"In this study, weather sensitivity is defined as the relative potential impact of the weather on a country's economy," explains WeatherBill CEO and founder David Friedberg. "To measure the potential growth associated with hedging weather risk, we first quantified the weather sensitivity of several countries around the world."
Weather sensitivity scores are based on daily weather observations spanning as many as thirty years for each country, GDP data by industry sector, and weather elasticity coefficients, which measure the sensitivity of particular sectors to given weather variables. The full study and a summary of the findings can be viewed at www.weatherbill.com/learn/research.
"The United State's economy has a total weather sensitivity of roughly $2.5 trillion, 23 percent of the national economy," says Friedberg. "In contrast, Bolivia has a total weather sensitivity of just over $2 billion. That's 31 percent of the Bolivian economy."
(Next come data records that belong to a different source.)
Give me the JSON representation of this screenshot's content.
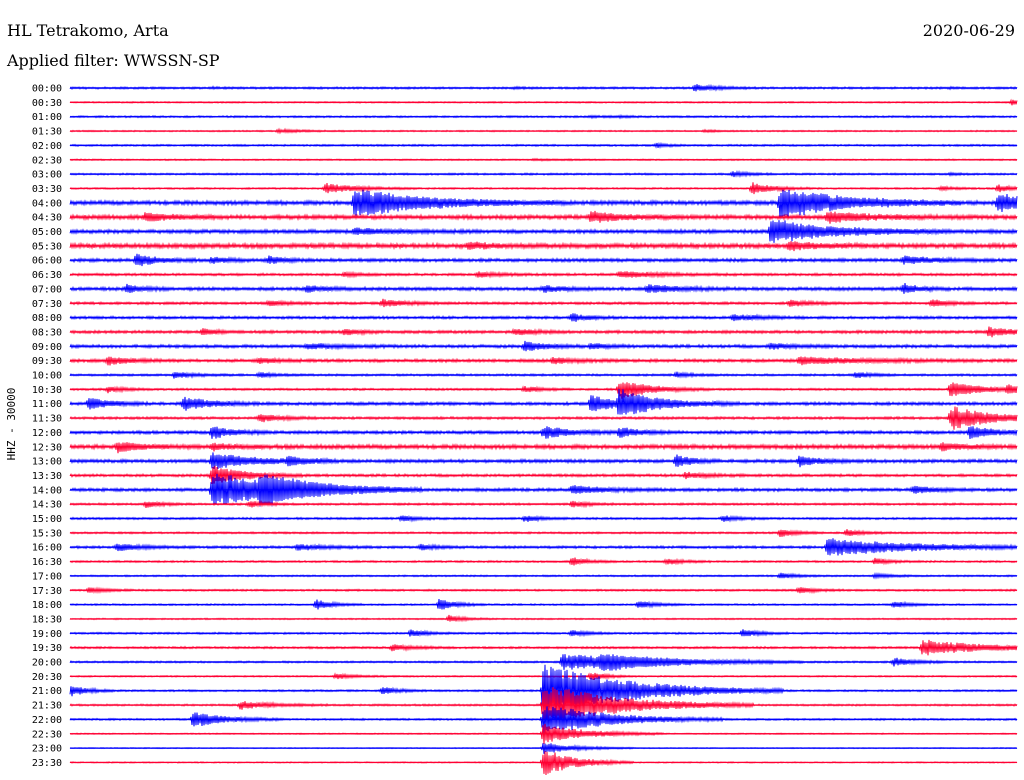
{
  "header": {
    "station": "HL Tetrakomo, Arta",
    "date": "2020-06-29",
    "filter": "Applied filter: WWSSN-SP"
  },
  "chart_data": {
    "type": "line",
    "title": "HL Tetrakomo, Arta",
    "subtitle": "Applied filter: WWSSN-SP",
    "ylabel": "HHZ - 30000",
    "xlabel": "",
    "date": "2020-06-29",
    "row_interval_minutes": 30,
    "trace_colors": [
      "#0000ff",
      "#ff0033"
    ],
    "categories": [
      "00:00",
      "00:30",
      "01:00",
      "01:30",
      "02:00",
      "02:30",
      "03:00",
      "03:30",
      "04:00",
      "04:30",
      "05:00",
      "05:30",
      "06:00",
      "06:30",
      "07:00",
      "07:30",
      "08:00",
      "08:30",
      "09:00",
      "09:30",
      "10:00",
      "10:30",
      "11:00",
      "11:30",
      "12:00",
      "12:30",
      "13:00",
      "13:30",
      "14:00",
      "14:30",
      "15:00",
      "15:30",
      "16:00",
      "16:30",
      "17:00",
      "17:30",
      "18:00",
      "18:30",
      "19:00",
      "19:30",
      "20:00",
      "20:30",
      "21:00",
      "21:30",
      "22:00",
      "22:30",
      "23:00",
      "23:30"
    ],
    "series": [
      {
        "noise": 1.0,
        "bursts": [
          [
            0.15,
            0.5,
            12
          ],
          [
            0.47,
            0.6,
            8
          ],
          [
            0.66,
            3.5,
            20
          ],
          [
            0.93,
            0.4,
            10
          ]
        ]
      },
      {
        "noise": 0.7,
        "bursts": [
          [
            0.995,
            2.5,
            12
          ]
        ]
      },
      {
        "noise": 0.9,
        "bursts": [
          [
            0.55,
            0.8,
            15
          ],
          [
            0.58,
            0.6,
            15
          ]
        ]
      },
      {
        "noise": 0.7,
        "bursts": [
          [
            0.22,
            1.5,
            25
          ],
          [
            0.67,
            1.0,
            15
          ]
        ]
      },
      {
        "noise": 0.9,
        "bursts": [
          [
            0.62,
            2.0,
            10
          ]
        ]
      },
      {
        "noise": 0.7,
        "bursts": [
          [
            0.49,
            0.6,
            30
          ]
        ]
      },
      {
        "noise": 0.9,
        "bursts": [
          [
            0.7,
            2.5,
            15
          ],
          [
            0.93,
            1.0,
            10
          ]
        ]
      },
      {
        "noise": 0.8,
        "bursts": [
          [
            0.27,
            5.0,
            30
          ],
          [
            0.72,
            6.0,
            20
          ],
          [
            0.92,
            2.0,
            12
          ],
          [
            0.98,
            4.0,
            12
          ]
        ]
      },
      {
        "noise": 2.0,
        "bursts": [
          [
            0.3,
            14.0,
            70
          ],
          [
            0.75,
            16.0,
            60
          ],
          [
            0.98,
            10.0,
            30
          ]
        ]
      },
      {
        "noise": 2.0,
        "bursts": [
          [
            0.08,
            4.0,
            25
          ],
          [
            0.55,
            5.0,
            35
          ],
          [
            0.8,
            5.0,
            45
          ]
        ]
      },
      {
        "noise": 1.8,
        "bursts": [
          [
            0.3,
            3.0,
            40
          ],
          [
            0.74,
            12.0,
            60
          ]
        ]
      },
      {
        "noise": 2.2,
        "bursts": [
          [
            0.42,
            3.0,
            25
          ],
          [
            0.76,
            4.0,
            30
          ]
        ]
      },
      {
        "noise": 1.6,
        "bursts": [
          [
            0.07,
            6.0,
            20
          ],
          [
            0.15,
            3.0,
            15
          ],
          [
            0.21,
            3.5,
            15
          ],
          [
            0.88,
            4.0,
            30
          ]
        ]
      },
      {
        "noise": 1.2,
        "bursts": [
          [
            0.29,
            2.0,
            15
          ],
          [
            0.43,
            2.5,
            20
          ],
          [
            0.58,
            3.0,
            40
          ]
        ]
      },
      {
        "noise": 1.6,
        "bursts": [
          [
            0.06,
            4.0,
            15
          ],
          [
            0.25,
            3.0,
            20
          ],
          [
            0.5,
            3.0,
            20
          ],
          [
            0.61,
            4.0,
            30
          ],
          [
            0.88,
            5.0,
            15
          ]
        ]
      },
      {
        "noise": 1.2,
        "bursts": [
          [
            0.21,
            3.0,
            15
          ],
          [
            0.33,
            4.0,
            20
          ],
          [
            0.76,
            3.0,
            20
          ],
          [
            0.91,
            3.5,
            15
          ]
        ]
      },
      {
        "noise": 1.3,
        "bursts": [
          [
            0.53,
            4.0,
            15
          ],
          [
            0.7,
            3.0,
            25
          ]
        ]
      },
      {
        "noise": 1.4,
        "bursts": [
          [
            0.14,
            3.0,
            15
          ],
          [
            0.29,
            3.0,
            15
          ],
          [
            0.47,
            3.0,
            20
          ],
          [
            0.97,
            5.0,
            20
          ]
        ]
      },
      {
        "noise": 1.5,
        "bursts": [
          [
            0.25,
            2.5,
            30
          ],
          [
            0.48,
            5.0,
            20
          ],
          [
            0.55,
            3.0,
            15
          ],
          [
            0.74,
            3.0,
            20
          ]
        ]
      },
      {
        "noise": 1.5,
        "bursts": [
          [
            0.04,
            4.0,
            20
          ],
          [
            0.2,
            3.0,
            15
          ],
          [
            0.51,
            3.0,
            20
          ],
          [
            0.77,
            3.5,
            60
          ]
        ]
      },
      {
        "noise": 1.0,
        "bursts": [
          [
            0.11,
            3.0,
            20
          ],
          [
            0.2,
            2.5,
            15
          ],
          [
            0.64,
            2.5,
            15
          ],
          [
            0.83,
            3.0,
            15
          ]
        ]
      },
      {
        "noise": 1.0,
        "bursts": [
          [
            0.04,
            3.0,
            15
          ],
          [
            0.48,
            3.0,
            15
          ],
          [
            0.58,
            10.0,
            30
          ],
          [
            0.93,
            8.0,
            30
          ],
          [
            0.99,
            4.0,
            15
          ]
        ]
      },
      {
        "noise": 1.5,
        "bursts": [
          [
            0.02,
            6.0,
            20
          ],
          [
            0.12,
            7.0,
            25
          ],
          [
            0.55,
            8.0,
            30
          ],
          [
            0.58,
            12.0,
            40
          ]
        ]
      },
      {
        "noise": 1.2,
        "bursts": [
          [
            0.2,
            4.0,
            20
          ],
          [
            0.93,
            12.0,
            40
          ]
        ]
      },
      {
        "noise": 1.5,
        "bursts": [
          [
            0.15,
            6.0,
            20
          ],
          [
            0.5,
            6.0,
            25
          ],
          [
            0.58,
            5.0,
            20
          ],
          [
            0.95,
            6.0,
            25
          ]
        ]
      },
      {
        "noise": 2.0,
        "bursts": [
          [
            0.05,
            5.0,
            25
          ],
          [
            0.15,
            3.0,
            20
          ],
          [
            0.92,
            4.0,
            20
          ]
        ]
      },
      {
        "noise": 1.6,
        "bursts": [
          [
            0.15,
            8.0,
            40
          ],
          [
            0.23,
            4.0,
            20
          ],
          [
            0.64,
            6.0,
            15
          ],
          [
            0.77,
            5.0,
            20
          ]
        ]
      },
      {
        "noise": 1.3,
        "bursts": [
          [
            0.15,
            10.0,
            30
          ],
          [
            0.65,
            3.0,
            20
          ]
        ]
      },
      {
        "noise": 1.5,
        "bursts": [
          [
            0.15,
            18.0,
            70
          ],
          [
            0.2,
            10.0,
            50
          ],
          [
            0.53,
            4.0,
            30
          ],
          [
            0.89,
            3.5,
            20
          ]
        ]
      },
      {
        "noise": 1.0,
        "bursts": [
          [
            0.08,
            3.0,
            15
          ],
          [
            0.19,
            3.0,
            15
          ],
          [
            0.53,
            3.0,
            15
          ]
        ]
      },
      {
        "noise": 1.0,
        "bursts": [
          [
            0.35,
            3.0,
            15
          ],
          [
            0.48,
            3.0,
            15
          ],
          [
            0.69,
            3.0,
            15
          ]
        ]
      },
      {
        "noise": 0.9,
        "bursts": [
          [
            0.75,
            4.0,
            15
          ],
          [
            0.82,
            3.5,
            15
          ]
        ]
      },
      {
        "noise": 1.2,
        "bursts": [
          [
            0.05,
            3.5,
            25
          ],
          [
            0.24,
            3.0,
            25
          ],
          [
            0.37,
            3.0,
            15
          ],
          [
            0.8,
            9.0,
            80
          ]
        ]
      },
      {
        "noise": 0.9,
        "bursts": [
          [
            0.53,
            4.0,
            15
          ],
          [
            0.63,
            3.0,
            15
          ],
          [
            0.85,
            3.0,
            15
          ]
        ]
      },
      {
        "noise": 0.8,
        "bursts": [
          [
            0.75,
            3.0,
            15
          ],
          [
            0.85,
            2.5,
            15
          ]
        ]
      },
      {
        "noise": 0.9,
        "bursts": [
          [
            0.02,
            3.0,
            15
          ],
          [
            0.77,
            3.5,
            15
          ]
        ]
      },
      {
        "noise": 0.8,
        "bursts": [
          [
            0.26,
            5.0,
            15
          ],
          [
            0.39,
            6.0,
            15
          ],
          [
            0.6,
            4.0,
            15
          ],
          [
            0.87,
            3.0,
            15
          ]
        ]
      },
      {
        "noise": 0.7,
        "bursts": [
          [
            0.4,
            3.5,
            15
          ]
        ]
      },
      {
        "noise": 0.9,
        "bursts": [
          [
            0.36,
            3.5,
            15
          ],
          [
            0.53,
            3.0,
            15
          ],
          [
            0.71,
            4.0,
            15
          ]
        ]
      },
      {
        "noise": 1.0,
        "bursts": [
          [
            0.34,
            3.0,
            20
          ],
          [
            0.9,
            8.0,
            60
          ]
        ]
      },
      {
        "noise": 0.9,
        "bursts": [
          [
            0.52,
            8.0,
            80
          ],
          [
            0.56,
            5.0,
            60
          ],
          [
            0.87,
            4.0,
            20
          ]
        ]
      },
      {
        "noise": 0.7,
        "bursts": [
          [
            0.28,
            2.5,
            20
          ],
          [
            0.55,
            4.0,
            15
          ]
        ]
      },
      {
        "noise": 0.9,
        "bursts": [
          [
            0.0,
            6.0,
            15
          ],
          [
            0.33,
            3.5,
            15
          ],
          [
            0.5,
            28.0,
            80
          ]
        ]
      },
      {
        "noise": 0.9,
        "bursts": [
          [
            0.18,
            4.0,
            30
          ],
          [
            0.5,
            22.0,
            70
          ]
        ]
      },
      {
        "noise": 0.9,
        "bursts": [
          [
            0.13,
            8.0,
            30
          ],
          [
            0.5,
            16.0,
            60
          ]
        ]
      },
      {
        "noise": 0.6,
        "bursts": [
          [
            0.5,
            10.0,
            40
          ]
        ]
      },
      {
        "noise": 0.5,
        "bursts": [
          [
            0.5,
            6.0,
            30
          ]
        ]
      },
      {
        "noise": 0.6,
        "bursts": [
          [
            0.5,
            14.0,
            30
          ]
        ]
      }
    ]
  }
}
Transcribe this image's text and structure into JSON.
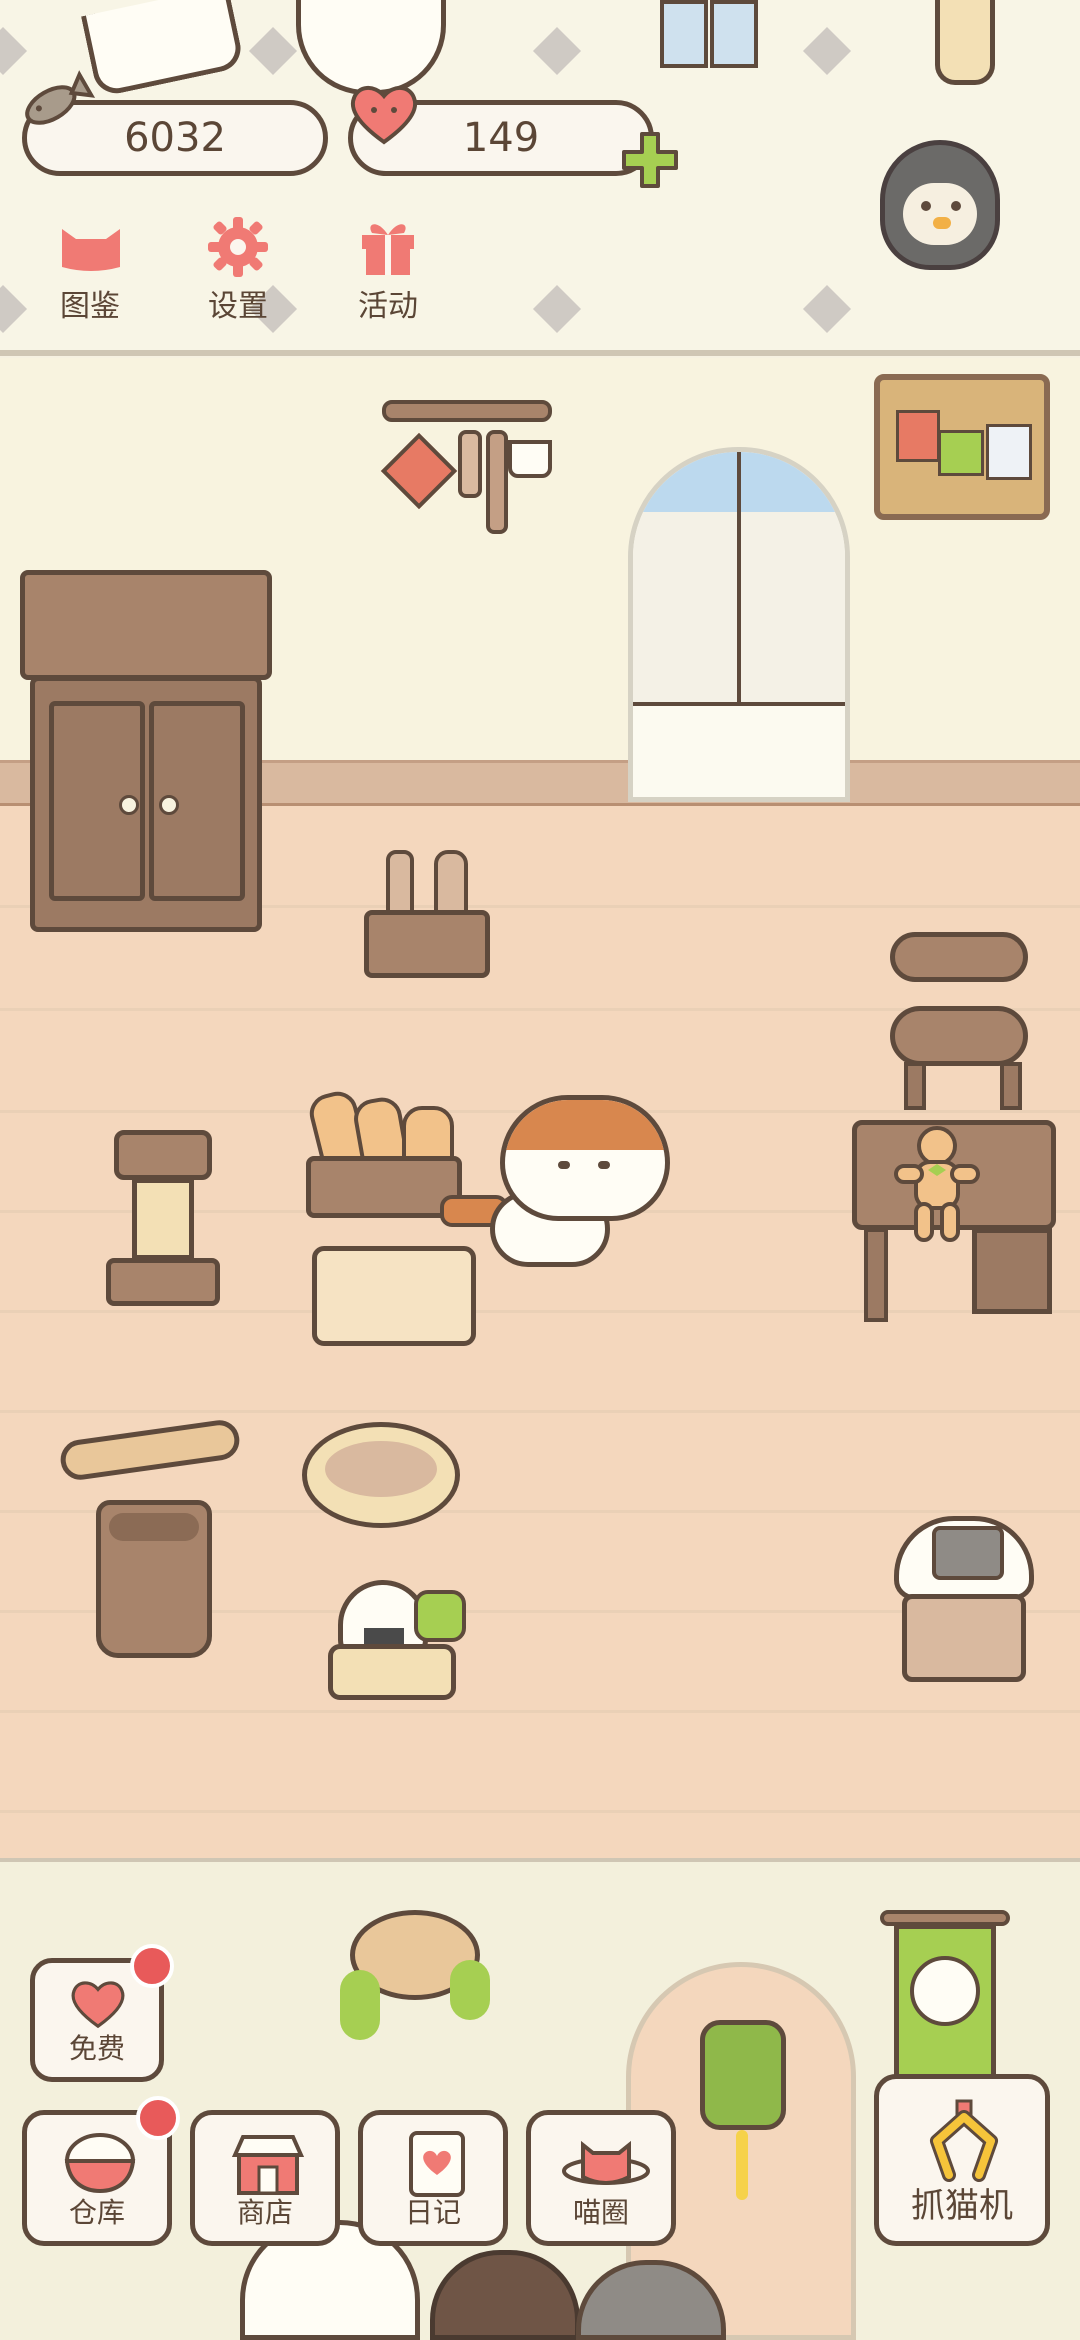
{
  "hud": {
    "fish_count": "6032",
    "heart_count": "149",
    "buttons": [
      {
        "label": "图鉴",
        "icon": "cat-head-icon"
      },
      {
        "label": "设置",
        "icon": "gear-icon"
      },
      {
        "label": "活动",
        "icon": "gift-icon"
      }
    ]
  },
  "bottom_menu": {
    "free_label": "免费",
    "warehouse_label": "仓库",
    "shop_label": "商店",
    "diary_label": "日记",
    "circle_label": "喵圈",
    "claw_label": "抓猫机"
  },
  "colors": {
    "accent_green": "#a6cf52",
    "heart_pink": "#f07a74",
    "badge_red": "#e85a5a",
    "outline_brown": "#5e4a3c"
  }
}
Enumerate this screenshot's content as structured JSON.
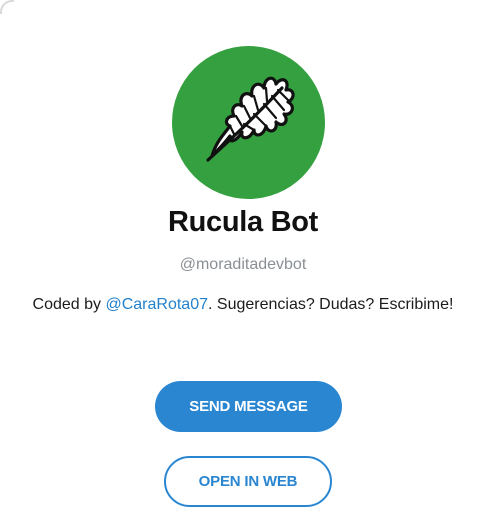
{
  "profile": {
    "name": "Rucula Bot",
    "username": "@moraditadevbot",
    "description_prefix": "Coded by ",
    "description_mention": "@CaraRota07",
    "description_suffix": ". Sugerencias? Dudas? Escribime!",
    "avatar_icon": "arugula-leaf-icon",
    "avatar_color": "#35a03f"
  },
  "actions": {
    "send_label": "SEND MESSAGE",
    "web_label": "OPEN IN WEB"
  },
  "colors": {
    "accent": "#2a86d1",
    "mention": "#2481cc"
  }
}
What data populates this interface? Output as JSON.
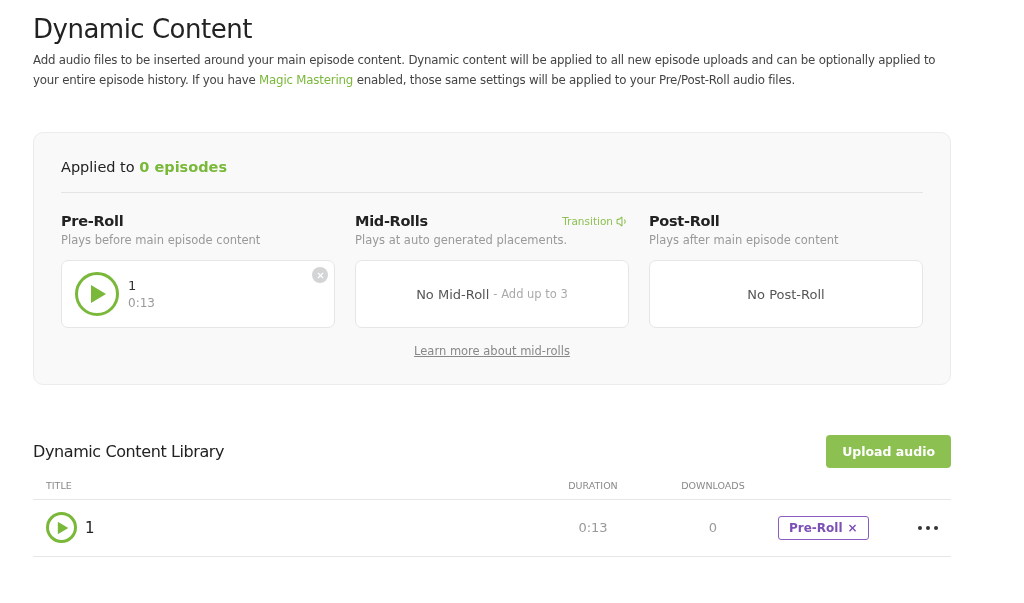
{
  "title": "Dynamic Content",
  "intro": {
    "before": "Add audio files to be inserted around your main episode content. Dynamic content will be applied to all new episode uploads and can be optionally applied to your entire episode history. If you have",
    "link": "Magic Mastering",
    "after": "enabled, those same settings will be applied to your Pre/Post-Roll audio files."
  },
  "applied": {
    "label": "Applied to",
    "count": "0 episodes"
  },
  "slots": [
    {
      "title": "Pre-Roll",
      "subtitle": "Plays before main episode content",
      "kind": "clip",
      "clip": {
        "name": "1",
        "duration": "0:13"
      }
    },
    {
      "title": "Mid-Rolls",
      "subtitle": "Plays at auto generated placements.",
      "kind": "empty",
      "transition": "Transition",
      "empty": "No Mid-Roll",
      "hint": "- Add up to 3",
      "link": "Learn more about mid-rolls"
    },
    {
      "title": "Post-Roll",
      "subtitle": "Plays after main episode content",
      "kind": "empty",
      "empty": "No Post-Roll"
    }
  ],
  "library": {
    "title": "Dynamic Content Library",
    "upload": "Upload audio",
    "columns": [
      "TITLE",
      "DURATION",
      "DOWNLOADS"
    ],
    "rows": [
      {
        "title": "1",
        "duration": "0:13",
        "downloads": "0",
        "tag": "Pre-Roll",
        "tag_remove": "×"
      }
    ]
  }
}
WeatherBill uses the study's results to quantify the potential effect of hedging weather risk; first estimating each country's capital-at-risk (CAR) due to weather variability and then calculating how much the country's economy would grow if the CAR, minus a premium, were reinvested.
"With weather coverage, Brazil's economy is estimated to grow by $16 billion, or 2.3 percent," explains Friedberg. "India's economy could grow by as much as $2 billion, or 2.2 percent. If all of the countries included in the study hedged all of their weather risk, global output would grow by an estimated $258 billion."